I sensori o gli algoritmi del sistema interpretano erroneamente un elemento ambientale come un pericolo imminente. Risultato: intervento brusco, paura, e qualche volta un tamponamento. Non sono episodi rari o aneddotici, sono abbastanza frequenti da aver già generato inchieste pubbliche e attenzione regolatoria, anche in Francia (protagonista dello studio), dove diversi incidenti sono stati direttamente attribuiti a questo tipo di attivazione involontaria.

La risposta degli automobilisti è la più umana possibile, spegnono tutto. Il 7% di chi ha subito un falso positivo disattiva permanentemente i sistemi di assistenza alla guida. Percentuale che sale al 16% tra i possessori di auto di lusso — paradossalmente proprio quelli che guidano i veicoli più tecnologicamente avanzati — e al 9% tra i conducenti della Generazione Z, quella che secondo i costruttori dovrebbe abbracciare l’innovazione con entusiasmo.

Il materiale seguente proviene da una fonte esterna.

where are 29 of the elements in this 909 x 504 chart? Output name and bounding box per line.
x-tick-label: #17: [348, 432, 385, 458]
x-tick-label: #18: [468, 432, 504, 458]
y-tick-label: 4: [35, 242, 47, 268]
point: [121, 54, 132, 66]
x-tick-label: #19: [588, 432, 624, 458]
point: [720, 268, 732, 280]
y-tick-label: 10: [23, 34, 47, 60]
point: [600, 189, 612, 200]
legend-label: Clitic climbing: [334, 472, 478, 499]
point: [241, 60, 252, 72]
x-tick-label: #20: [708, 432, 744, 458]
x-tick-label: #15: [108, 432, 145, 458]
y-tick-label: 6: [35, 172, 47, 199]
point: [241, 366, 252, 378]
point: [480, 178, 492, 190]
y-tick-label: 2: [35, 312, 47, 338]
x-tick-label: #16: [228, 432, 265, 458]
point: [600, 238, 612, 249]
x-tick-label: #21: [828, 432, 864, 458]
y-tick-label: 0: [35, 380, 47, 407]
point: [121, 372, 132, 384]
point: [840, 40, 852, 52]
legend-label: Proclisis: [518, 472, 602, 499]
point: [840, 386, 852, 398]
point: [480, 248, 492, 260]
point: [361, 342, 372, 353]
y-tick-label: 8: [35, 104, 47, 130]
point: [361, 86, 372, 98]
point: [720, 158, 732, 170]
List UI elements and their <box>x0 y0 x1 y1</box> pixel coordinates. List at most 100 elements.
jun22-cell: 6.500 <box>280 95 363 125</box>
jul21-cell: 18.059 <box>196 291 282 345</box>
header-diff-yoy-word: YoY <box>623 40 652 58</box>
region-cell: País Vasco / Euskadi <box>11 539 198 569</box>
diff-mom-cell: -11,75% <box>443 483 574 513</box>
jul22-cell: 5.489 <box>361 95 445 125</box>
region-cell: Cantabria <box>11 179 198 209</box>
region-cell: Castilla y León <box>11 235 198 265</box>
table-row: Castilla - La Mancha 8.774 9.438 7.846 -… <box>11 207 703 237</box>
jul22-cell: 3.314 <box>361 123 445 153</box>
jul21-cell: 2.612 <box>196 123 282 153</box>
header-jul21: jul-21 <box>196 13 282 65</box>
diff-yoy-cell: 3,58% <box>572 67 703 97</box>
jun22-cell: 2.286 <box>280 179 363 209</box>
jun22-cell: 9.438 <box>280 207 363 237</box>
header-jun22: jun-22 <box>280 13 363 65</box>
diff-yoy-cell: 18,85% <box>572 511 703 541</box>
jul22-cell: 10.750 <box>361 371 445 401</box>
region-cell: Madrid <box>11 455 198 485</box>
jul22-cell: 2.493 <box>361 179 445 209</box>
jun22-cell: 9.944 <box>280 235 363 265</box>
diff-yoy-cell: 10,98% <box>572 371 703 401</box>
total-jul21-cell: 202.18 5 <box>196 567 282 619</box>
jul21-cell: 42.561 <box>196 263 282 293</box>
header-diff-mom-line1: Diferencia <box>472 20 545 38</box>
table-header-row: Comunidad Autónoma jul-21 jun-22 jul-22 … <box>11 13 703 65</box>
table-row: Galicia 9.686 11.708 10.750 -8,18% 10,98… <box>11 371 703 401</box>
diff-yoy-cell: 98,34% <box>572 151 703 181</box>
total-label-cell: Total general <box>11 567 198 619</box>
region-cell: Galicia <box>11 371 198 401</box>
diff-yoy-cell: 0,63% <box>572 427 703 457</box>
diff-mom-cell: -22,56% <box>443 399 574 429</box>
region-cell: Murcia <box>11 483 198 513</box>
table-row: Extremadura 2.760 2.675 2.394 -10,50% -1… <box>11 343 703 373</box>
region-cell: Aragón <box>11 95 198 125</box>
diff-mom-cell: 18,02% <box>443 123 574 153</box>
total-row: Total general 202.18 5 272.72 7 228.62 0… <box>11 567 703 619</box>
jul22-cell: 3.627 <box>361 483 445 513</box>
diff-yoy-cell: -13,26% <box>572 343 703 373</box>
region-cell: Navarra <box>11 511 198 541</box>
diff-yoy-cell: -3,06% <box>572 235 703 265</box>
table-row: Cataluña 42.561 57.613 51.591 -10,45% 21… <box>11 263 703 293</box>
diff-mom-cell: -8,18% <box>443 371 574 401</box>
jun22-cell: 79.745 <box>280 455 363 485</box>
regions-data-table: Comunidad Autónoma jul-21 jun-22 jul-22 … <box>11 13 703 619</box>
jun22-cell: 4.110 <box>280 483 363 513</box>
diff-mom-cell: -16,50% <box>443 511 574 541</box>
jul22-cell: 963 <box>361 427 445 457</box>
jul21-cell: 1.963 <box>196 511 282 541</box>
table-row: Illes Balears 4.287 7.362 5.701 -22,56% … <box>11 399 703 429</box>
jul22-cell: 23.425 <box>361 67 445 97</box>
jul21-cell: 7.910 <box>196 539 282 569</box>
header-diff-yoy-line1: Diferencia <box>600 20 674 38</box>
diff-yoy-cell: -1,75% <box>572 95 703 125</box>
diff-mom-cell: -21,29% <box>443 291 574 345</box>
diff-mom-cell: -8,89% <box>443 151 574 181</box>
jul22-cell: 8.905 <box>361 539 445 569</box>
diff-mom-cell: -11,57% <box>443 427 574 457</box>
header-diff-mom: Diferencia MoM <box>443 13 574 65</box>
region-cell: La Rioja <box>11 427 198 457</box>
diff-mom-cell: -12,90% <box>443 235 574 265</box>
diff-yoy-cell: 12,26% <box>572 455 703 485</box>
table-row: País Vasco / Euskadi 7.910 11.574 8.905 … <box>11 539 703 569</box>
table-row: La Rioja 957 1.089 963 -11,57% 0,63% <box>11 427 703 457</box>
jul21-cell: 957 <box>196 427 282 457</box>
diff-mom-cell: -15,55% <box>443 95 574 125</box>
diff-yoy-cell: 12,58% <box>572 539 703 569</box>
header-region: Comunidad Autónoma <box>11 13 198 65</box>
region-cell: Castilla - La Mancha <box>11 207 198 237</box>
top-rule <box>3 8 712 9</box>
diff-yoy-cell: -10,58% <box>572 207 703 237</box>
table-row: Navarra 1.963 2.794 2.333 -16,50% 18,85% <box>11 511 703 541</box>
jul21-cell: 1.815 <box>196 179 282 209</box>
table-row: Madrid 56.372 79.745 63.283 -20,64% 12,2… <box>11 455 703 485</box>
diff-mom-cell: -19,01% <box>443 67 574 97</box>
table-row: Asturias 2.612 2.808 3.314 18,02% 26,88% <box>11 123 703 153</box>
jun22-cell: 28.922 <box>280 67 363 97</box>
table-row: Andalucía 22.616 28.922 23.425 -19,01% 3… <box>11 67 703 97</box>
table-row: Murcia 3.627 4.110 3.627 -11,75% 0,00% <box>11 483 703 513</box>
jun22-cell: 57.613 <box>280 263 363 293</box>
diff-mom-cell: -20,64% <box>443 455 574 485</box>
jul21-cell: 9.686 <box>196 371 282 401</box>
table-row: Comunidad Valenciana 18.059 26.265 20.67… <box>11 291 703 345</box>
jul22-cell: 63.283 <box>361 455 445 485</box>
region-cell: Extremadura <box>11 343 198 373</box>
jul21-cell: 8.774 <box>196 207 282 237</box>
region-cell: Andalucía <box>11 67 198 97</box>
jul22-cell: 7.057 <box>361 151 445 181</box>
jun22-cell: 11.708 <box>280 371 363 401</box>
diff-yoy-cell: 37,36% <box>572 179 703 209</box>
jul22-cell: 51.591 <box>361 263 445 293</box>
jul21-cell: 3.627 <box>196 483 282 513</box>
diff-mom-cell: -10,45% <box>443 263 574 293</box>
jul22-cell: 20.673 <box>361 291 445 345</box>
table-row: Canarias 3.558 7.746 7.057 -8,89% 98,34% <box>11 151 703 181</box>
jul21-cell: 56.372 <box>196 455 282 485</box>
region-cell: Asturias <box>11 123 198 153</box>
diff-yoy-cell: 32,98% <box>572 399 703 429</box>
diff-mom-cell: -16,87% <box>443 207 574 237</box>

Il problema, come sottolinea lo studio stesso, non è solo tecnico. È reputazionale. I falsi positivi degli ADAS non rallentano soltanto l’adozione di queste tecnologie, ma minano attivamente il modello di business che ci stanno costruendo sopra i produttori, fatto di aggiornamenti software, servizi in abbonamento e funzioni a pagamento. Difficile vendere il futuro autonomo a chi ha già disabilitato il presente.

La priorità indicata dallo studio è quella di agire per ridurre i falsi positivi attraverso test più rappresentativi delle condizioni reali, lontano dagli ambienti sterilizzati delle piste di prova. La frenata fantasma, insomma, non è un semplice bug da correggere nella prossima patch.